Forum Discussion
Mickey_Farmer_2
Nimbostratus
NimbostratusWhat IP's to use for DNS Listeners?
In another question on this forum, https://devcentral.f5.com/questions/f5-gtm-and-wide-ip, the poster asks if the Name Server records for his subdomain (.wip.) needed to use the self IP's of his F5's...
"A listener object that is not defined as a self IP address cannot direct name resolution requests to BIND"
If you don't require that (and I usually make sure that requests not serviced by GTM are dropped myself), then you have no issues AFAIK.
Possibly it's listed as not best practice because if GTM can't resolve it, you won't get any answer, and whoever wrote it wanted to make sure at least SOMETHING was given back (e.g. for addresses that ARE NOT serviced by GTM - i.e. not WideIP's).
However for most of the installs I've done, that was the DESIRED effect anyway... Because I don't like running GTM's inline with normal DNS services - i.e. I like my GTM's to be serving ONLY WideIP's.
See this scenario-----
A DNS server already exists at IP address 10.2.5.37.
There are two VLANs, named external and guests.
There are two wide IPs: www.siterequest.com and downloads.siterequest.com. After being integrated into the network, Global Traffic Manager is responsible for the following actions:
Managing and responding to requests for the wide IPs
Forwarding other DNS traffic to the existing DNS server
Forwarding any traffic from the guests VLAN to the rest of the network To implement this configuration, Global Traffic Manager requires three listeners:
A listener with an IP address that is the same as the self IP address of Global Traffic Manager. This listener allows the system to manage DNS traffic that pertains to its wide IPs.
A listener with an IP address of 10.2.5.37, the IP address of the existing DNS server. This listener allows the system to forward incoming traffic to the existing DNS server.
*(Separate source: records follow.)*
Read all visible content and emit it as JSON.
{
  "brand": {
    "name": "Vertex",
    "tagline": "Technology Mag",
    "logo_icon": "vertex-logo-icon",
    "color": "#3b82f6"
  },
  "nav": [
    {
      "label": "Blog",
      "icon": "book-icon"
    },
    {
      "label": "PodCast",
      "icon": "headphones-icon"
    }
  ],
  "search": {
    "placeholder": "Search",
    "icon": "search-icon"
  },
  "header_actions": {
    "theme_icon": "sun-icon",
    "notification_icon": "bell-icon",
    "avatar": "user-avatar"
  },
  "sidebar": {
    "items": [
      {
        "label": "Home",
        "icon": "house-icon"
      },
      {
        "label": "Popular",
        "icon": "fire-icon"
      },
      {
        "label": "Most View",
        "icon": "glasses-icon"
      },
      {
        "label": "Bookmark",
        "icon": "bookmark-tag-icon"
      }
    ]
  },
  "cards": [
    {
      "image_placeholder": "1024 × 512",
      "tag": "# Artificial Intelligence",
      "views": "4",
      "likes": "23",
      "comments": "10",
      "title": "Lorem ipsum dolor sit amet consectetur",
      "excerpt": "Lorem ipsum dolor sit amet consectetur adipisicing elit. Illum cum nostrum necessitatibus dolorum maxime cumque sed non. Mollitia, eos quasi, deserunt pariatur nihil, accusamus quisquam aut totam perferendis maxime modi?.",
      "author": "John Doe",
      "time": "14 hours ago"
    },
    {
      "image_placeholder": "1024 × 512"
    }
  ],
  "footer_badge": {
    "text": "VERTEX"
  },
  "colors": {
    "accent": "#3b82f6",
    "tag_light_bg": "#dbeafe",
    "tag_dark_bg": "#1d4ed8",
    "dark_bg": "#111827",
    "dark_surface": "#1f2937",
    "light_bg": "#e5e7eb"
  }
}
A wildcard listener enabled on the guests VLAN. This listener allows Global Traffic Manager to forward traffic sent from the guests VLAN to the rest of the network.
Mickey_Farmer_2Nimbostratus
NimbostratusThanks, Brad. From F5's site, the setup of a DNS Listener asks for a self IP address on the GTM:
(From https://support.f5.com/kb/en-us/products/big-ip_gtm/manuals/product/gtm-implementations-11-5-0/4.html) Creating listeners to handle traffic for wide IPs
Determine the self IP address on which you want BIG-IP GTM to listen for DNS queries for the wide IPs configured on the system.
Create listeners that identify the wide IP traffic for which GTM is responsible. Create four listeners: two that use the UDP protocol (one each for an IPv4 address and IPv6 address), and two that use the TCP protocol (one each for an IPv4 address and IPv6 address). Note: DNS zone transfers use TCP port 53. If you do not configure a listener for TCP the client might receive the error: connection refused or TCP RSTs. 1. On the Main tab, click DNS > Delivery > Listeners. The Listeners List screen opens. 2. Click Create. The Listeners properties screen opens. 3. In the Name field, type a unique name for the listener. 4. For the Destination setting, in the Address field, type the IP address on which GTM listens for network traffic. The destination is a self IP address on GTM. 5. From the VLAN Traffic list, select All VLANs. 6. In the Service area, from the Protocol list, select UDP. 7. Click Repeat.
Brad_Parker
Cirrus
Cirrus"A listener is a specialized virtual server that passively checks for DNS packets on port 53 and the IP address you assign to the listener. When a DNS query is sent to the IP address of the listener, BIG-IP GTM either handles the request locally or forwards the request to the appropriate resource." Not sure why it says to use a self IP for the virtual server. While you can do that you don't have to. I don't believe that is a requirement. Your NS records will be whatever you setup as your listener(whether that is a self ip or some other IP).